Triton Illegal Memory Access
Closed this issue · 3 comments
I am running the code from example 01_train_pc.py to learn a HCLT on MNIST dataset. The only thing I have added is a marginal query after the parameter learning. All the code functions properly until the marginal query, which throws me an error.
query:
data = torch.rand((28,28)).long().to(device)
lls = juice.queries.marginal(pc, data)
error:
RuntimeError: Triton Error [CUDA]: an illegal memory access was encountered
The sampling query works, but marginal and conditional do not work.
Hi mjojic,
The PC in that script assumes categorical input variables with range 0-255. So you need to change the dtype of data to torch.long. Also, its shape needs to be [batch size, # variables].

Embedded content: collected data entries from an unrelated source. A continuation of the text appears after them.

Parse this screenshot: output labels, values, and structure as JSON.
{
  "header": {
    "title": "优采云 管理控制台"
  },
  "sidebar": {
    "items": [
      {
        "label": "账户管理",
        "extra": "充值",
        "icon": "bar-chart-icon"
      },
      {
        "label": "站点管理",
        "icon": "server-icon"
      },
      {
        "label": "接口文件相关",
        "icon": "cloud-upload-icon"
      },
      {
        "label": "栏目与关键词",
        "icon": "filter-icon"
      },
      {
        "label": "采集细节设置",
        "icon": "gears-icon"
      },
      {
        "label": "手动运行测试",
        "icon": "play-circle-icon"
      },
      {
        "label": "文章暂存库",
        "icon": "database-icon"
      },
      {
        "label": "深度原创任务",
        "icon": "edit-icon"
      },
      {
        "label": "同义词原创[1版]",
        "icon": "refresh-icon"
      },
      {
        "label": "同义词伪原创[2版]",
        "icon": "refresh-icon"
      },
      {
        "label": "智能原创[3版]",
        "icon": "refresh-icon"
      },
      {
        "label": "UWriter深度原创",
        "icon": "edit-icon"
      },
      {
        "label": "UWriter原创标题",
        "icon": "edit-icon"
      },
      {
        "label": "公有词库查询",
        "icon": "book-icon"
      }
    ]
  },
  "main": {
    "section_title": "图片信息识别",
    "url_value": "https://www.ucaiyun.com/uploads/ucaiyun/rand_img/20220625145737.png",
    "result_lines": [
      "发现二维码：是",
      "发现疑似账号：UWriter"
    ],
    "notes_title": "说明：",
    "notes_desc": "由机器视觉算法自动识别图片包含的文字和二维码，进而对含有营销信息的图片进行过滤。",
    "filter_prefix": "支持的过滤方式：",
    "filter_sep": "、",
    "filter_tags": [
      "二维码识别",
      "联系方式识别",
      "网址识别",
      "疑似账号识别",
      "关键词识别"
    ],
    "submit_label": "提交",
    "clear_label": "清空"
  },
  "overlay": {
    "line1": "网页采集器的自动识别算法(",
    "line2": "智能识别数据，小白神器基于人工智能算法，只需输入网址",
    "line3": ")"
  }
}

You can refer to this tutorial for more information https://tractables.github.io/pyjuice/getting-started/tutorials/04_query_pc.html#sphx-glr-getting-started-tutorials-04-query-pc-py.
Best,
Anji
Yes, the memory access ended up being a shape issue.
With the correct shape, I ran into an error about the TILE_SIZE < 4 (coming from sum_layer.py block sparse kernel). By setting block_size=1 in the HCLT definition, then I was able to do a marginal call without the tile size error.
You may increase the batch size to e.g. 16 to avoid the TILE_SIZE error for now. I will fix it in the near future. Thanks!